A few weeks ago, I read and wrote about an excellent commentary by Bob Herbert on John McCain’s healthcare plan.  That post really didn’t generate many hits here.  Maybe everyone who lands on this blog already knows the facts.  But judging from the hits it got (compared with the Tucker Bounds post), people just haven’t been thinking about the truly fundamental and frightening changes that John McCain wants to make to our healthcare system.  I don’t see how any American who has every struggled to get coverage could vote for the McCain ticket after even the most cursory study of the McCain healthcare plan.  I’m going to offer a few simply points – the cliffs’ notes to my previous post – in hopes that you, dear readers, will please pass them on to friends and family who haven’t really given this life-and-death campaign issue the attention it deserves.  
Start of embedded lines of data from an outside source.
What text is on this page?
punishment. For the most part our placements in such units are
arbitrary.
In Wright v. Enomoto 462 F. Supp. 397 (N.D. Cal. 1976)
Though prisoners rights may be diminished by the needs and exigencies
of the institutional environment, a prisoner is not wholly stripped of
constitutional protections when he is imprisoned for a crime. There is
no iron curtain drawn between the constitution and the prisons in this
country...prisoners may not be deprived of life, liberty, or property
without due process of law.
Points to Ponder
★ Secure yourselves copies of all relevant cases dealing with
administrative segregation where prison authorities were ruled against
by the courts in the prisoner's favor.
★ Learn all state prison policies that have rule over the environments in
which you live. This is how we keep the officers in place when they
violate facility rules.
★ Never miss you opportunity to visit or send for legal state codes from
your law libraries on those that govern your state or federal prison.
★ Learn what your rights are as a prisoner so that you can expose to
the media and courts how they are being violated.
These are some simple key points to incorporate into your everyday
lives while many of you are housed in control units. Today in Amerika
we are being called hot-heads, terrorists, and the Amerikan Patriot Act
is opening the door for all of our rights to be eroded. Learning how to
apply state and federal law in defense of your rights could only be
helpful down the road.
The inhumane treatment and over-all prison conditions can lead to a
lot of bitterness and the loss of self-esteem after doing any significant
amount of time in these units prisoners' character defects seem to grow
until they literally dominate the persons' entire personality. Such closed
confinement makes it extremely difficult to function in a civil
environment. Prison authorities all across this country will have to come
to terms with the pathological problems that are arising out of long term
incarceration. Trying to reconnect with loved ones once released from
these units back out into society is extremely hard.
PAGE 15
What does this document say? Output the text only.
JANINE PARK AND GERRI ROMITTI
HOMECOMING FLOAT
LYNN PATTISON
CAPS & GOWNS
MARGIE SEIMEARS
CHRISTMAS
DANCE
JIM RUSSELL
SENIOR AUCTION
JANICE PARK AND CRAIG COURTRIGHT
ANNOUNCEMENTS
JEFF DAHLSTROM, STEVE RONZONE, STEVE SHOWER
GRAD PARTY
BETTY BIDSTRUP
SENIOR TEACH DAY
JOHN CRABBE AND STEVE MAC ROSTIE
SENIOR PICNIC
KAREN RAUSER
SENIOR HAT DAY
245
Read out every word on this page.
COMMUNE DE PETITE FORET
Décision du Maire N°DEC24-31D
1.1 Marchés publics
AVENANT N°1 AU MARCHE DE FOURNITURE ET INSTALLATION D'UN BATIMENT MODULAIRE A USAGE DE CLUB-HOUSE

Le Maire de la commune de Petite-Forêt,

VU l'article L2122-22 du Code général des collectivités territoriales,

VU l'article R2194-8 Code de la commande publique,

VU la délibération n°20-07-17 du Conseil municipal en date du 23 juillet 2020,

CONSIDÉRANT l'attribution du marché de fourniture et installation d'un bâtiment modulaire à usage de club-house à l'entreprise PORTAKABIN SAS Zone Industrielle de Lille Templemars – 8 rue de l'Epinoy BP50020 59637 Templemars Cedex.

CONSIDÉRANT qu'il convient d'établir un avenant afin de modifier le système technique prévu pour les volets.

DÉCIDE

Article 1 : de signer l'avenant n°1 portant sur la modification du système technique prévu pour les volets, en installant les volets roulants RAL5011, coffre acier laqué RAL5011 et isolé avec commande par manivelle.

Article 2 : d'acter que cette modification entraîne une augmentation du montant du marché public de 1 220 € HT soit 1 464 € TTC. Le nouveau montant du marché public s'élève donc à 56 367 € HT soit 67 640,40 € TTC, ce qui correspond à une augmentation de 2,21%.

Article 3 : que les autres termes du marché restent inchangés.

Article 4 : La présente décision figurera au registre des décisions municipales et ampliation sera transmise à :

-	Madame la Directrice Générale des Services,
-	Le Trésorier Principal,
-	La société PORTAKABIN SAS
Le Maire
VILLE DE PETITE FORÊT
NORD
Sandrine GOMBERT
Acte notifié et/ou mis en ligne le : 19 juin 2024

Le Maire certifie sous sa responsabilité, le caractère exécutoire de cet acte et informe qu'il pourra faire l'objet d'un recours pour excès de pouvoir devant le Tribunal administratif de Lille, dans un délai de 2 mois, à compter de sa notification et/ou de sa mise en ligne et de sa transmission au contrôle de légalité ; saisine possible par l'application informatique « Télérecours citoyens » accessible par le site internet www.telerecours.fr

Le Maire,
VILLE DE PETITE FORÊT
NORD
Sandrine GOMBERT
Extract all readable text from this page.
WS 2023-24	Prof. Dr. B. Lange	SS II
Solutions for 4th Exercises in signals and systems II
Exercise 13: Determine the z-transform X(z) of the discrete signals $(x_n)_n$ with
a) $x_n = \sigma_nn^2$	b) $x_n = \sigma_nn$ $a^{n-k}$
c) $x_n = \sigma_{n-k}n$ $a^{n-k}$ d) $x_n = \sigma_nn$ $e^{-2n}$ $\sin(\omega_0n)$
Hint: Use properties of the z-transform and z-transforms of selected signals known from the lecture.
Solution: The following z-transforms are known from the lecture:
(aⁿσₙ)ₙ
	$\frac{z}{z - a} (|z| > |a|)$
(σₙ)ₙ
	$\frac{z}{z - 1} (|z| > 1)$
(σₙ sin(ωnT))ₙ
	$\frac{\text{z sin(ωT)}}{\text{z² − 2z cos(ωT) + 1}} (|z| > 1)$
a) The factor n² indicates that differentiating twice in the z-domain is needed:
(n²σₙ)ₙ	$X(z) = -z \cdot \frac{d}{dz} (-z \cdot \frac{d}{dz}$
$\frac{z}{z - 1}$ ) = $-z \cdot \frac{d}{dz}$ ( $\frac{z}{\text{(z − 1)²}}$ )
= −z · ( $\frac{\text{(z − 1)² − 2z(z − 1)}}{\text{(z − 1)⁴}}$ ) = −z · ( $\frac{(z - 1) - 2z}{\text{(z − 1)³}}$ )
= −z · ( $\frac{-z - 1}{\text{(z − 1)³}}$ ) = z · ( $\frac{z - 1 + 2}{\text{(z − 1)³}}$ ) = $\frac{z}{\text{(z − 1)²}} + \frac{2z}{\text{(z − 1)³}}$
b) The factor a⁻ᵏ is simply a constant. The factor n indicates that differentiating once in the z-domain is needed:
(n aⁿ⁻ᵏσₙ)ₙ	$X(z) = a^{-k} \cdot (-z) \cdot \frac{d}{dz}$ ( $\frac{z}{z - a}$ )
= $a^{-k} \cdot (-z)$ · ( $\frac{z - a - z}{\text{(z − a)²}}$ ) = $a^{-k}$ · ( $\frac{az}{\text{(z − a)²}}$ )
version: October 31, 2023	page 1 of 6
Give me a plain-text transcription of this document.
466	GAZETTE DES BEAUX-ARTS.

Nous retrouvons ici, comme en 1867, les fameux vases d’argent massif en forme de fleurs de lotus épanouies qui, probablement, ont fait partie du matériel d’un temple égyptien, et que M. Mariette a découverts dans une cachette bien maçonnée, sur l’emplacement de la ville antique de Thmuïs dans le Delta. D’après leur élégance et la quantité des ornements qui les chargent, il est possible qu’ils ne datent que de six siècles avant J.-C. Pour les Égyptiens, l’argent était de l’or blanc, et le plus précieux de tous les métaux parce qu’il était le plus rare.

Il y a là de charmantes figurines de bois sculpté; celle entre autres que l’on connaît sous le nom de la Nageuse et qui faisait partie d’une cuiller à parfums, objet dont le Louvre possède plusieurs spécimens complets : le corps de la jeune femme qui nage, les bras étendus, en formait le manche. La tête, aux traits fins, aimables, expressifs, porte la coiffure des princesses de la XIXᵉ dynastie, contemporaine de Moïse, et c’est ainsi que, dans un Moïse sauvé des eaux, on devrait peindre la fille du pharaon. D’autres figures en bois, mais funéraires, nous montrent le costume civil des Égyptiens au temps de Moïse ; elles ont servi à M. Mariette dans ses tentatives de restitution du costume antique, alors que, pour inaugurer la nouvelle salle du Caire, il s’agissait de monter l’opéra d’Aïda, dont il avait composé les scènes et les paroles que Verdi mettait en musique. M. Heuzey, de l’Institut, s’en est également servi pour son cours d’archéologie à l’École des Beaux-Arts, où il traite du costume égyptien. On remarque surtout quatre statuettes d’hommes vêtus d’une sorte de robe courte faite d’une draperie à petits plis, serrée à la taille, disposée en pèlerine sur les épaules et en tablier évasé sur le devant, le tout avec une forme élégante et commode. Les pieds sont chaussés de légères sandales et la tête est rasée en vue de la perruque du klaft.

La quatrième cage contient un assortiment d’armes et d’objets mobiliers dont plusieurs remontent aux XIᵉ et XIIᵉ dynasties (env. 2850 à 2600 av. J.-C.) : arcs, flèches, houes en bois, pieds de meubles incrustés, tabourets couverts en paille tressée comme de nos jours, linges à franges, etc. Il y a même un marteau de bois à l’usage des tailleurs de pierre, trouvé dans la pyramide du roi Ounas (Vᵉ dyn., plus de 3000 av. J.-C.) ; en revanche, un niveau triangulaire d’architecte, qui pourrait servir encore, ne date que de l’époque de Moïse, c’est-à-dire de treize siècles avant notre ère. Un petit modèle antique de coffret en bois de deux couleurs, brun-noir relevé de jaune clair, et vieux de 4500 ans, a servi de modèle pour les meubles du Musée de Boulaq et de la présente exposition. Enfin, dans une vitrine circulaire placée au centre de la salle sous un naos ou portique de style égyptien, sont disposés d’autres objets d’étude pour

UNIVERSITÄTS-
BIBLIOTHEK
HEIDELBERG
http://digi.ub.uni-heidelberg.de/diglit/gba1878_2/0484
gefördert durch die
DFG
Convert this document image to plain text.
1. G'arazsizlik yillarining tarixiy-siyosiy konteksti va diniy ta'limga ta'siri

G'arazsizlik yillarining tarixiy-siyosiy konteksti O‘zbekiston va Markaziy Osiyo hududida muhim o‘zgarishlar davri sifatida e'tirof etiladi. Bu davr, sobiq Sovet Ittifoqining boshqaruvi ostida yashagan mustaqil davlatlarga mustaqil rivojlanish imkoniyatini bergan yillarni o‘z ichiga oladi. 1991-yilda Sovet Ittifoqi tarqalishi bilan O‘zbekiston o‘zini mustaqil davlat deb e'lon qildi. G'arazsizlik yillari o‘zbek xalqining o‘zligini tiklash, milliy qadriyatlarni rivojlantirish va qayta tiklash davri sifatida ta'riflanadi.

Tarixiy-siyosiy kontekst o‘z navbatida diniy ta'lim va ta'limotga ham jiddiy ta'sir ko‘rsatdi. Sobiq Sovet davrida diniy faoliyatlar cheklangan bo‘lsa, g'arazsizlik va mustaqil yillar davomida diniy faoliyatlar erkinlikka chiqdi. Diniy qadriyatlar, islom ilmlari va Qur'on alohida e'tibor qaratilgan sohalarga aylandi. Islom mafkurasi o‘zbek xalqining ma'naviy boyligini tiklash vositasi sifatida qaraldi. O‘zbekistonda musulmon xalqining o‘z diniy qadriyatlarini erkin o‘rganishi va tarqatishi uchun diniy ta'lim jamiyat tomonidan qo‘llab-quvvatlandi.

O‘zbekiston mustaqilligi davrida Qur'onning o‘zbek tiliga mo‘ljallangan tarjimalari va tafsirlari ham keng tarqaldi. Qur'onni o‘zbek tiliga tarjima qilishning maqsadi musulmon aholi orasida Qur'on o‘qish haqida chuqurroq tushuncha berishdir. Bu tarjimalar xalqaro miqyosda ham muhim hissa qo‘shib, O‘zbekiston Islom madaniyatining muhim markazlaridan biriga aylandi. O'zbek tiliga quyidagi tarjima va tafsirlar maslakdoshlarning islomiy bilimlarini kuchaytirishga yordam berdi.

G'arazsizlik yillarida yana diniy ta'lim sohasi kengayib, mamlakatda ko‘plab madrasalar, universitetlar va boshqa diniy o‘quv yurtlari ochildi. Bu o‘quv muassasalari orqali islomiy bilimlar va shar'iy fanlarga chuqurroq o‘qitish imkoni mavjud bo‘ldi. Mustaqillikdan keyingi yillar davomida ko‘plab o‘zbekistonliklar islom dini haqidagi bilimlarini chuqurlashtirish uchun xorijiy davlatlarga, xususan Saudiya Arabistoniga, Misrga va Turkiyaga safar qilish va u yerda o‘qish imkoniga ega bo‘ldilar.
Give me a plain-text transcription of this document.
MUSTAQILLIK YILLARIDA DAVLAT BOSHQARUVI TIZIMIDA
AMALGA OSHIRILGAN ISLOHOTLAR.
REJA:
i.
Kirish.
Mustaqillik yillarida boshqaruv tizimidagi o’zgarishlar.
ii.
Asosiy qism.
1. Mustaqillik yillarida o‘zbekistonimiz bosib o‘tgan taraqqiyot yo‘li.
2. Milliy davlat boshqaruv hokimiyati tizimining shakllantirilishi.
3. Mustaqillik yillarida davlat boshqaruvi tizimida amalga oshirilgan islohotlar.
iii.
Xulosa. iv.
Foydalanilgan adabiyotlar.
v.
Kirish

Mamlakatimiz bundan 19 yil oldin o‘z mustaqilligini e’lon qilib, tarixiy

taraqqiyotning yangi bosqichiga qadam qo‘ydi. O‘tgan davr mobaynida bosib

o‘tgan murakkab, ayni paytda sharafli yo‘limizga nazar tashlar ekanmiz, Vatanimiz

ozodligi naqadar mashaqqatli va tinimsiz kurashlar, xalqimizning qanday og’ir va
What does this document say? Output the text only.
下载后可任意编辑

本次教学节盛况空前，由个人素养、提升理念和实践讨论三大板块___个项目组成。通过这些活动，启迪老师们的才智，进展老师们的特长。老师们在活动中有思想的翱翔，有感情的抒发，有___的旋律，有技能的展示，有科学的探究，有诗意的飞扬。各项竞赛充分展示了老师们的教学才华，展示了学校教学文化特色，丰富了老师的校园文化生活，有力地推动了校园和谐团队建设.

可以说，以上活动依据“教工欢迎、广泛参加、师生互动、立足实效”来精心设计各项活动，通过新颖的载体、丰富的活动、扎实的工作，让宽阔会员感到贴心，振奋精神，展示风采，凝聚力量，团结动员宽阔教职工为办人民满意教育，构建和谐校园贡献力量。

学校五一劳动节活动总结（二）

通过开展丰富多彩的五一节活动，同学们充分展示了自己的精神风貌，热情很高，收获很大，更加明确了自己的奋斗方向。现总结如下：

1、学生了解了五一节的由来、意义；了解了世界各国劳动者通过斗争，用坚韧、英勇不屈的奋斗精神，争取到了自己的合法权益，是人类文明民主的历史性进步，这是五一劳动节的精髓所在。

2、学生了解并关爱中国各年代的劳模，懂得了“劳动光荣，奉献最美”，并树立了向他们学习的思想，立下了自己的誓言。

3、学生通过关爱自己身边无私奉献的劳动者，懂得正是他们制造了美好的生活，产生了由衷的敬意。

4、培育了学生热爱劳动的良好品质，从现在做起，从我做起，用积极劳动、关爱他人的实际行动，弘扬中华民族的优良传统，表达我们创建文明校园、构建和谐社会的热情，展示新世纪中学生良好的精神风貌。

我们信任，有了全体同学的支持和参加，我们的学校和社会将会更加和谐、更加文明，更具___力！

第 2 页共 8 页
1) John McCain will tax your employer’s contribution toward your health benefits — and that contribution will now count as income.  You could call that an “income tax increase” and the death knell for employer-assisted healthcare coverage.

2) In last night’s townhall debate, Senator McCain promised voters a $5,000 tax credit for their healthcare coverage if they don’t have employer-provided coverage.  Of course, he didn’t mention that the check doesn’t go to you–it goes straight to the insurance provider.  And, of course, you only get $5,000 if you are a family (at least three of you).  If you’re just you, you get $2,500 toward your healthcare premium.  If you are 25 years old and have no pre-existing conditions, you’ll be alright.  If you’re not, and you do, you are going to be paying more money for health insurance than you were before.

3) McCain also thinks you should be free to get health insurance in any state you want.  Competition is good.  Of course, there’s always the possibility that insurance companies will just set up in the states with that have fewer requirements.  Again, it’s not really of concern to a healthy 25-year old to get annual mammogram exams or prostate cancer screenings.  And folks just need to steer clear of contracting or falling victim to pre-existing conditions.  I find that just avoiding treatment keeps the insurance companies in the dark until I really, really need them to step up to the plate.

Does any of that make you feel safer?

Quick additional rhetorical question: Do you believe healthcare coverage is a basic human right?  Yes?  Well one of the candidates for president agreed with you last night that healthcare is a right . . . but it wasn’t this one.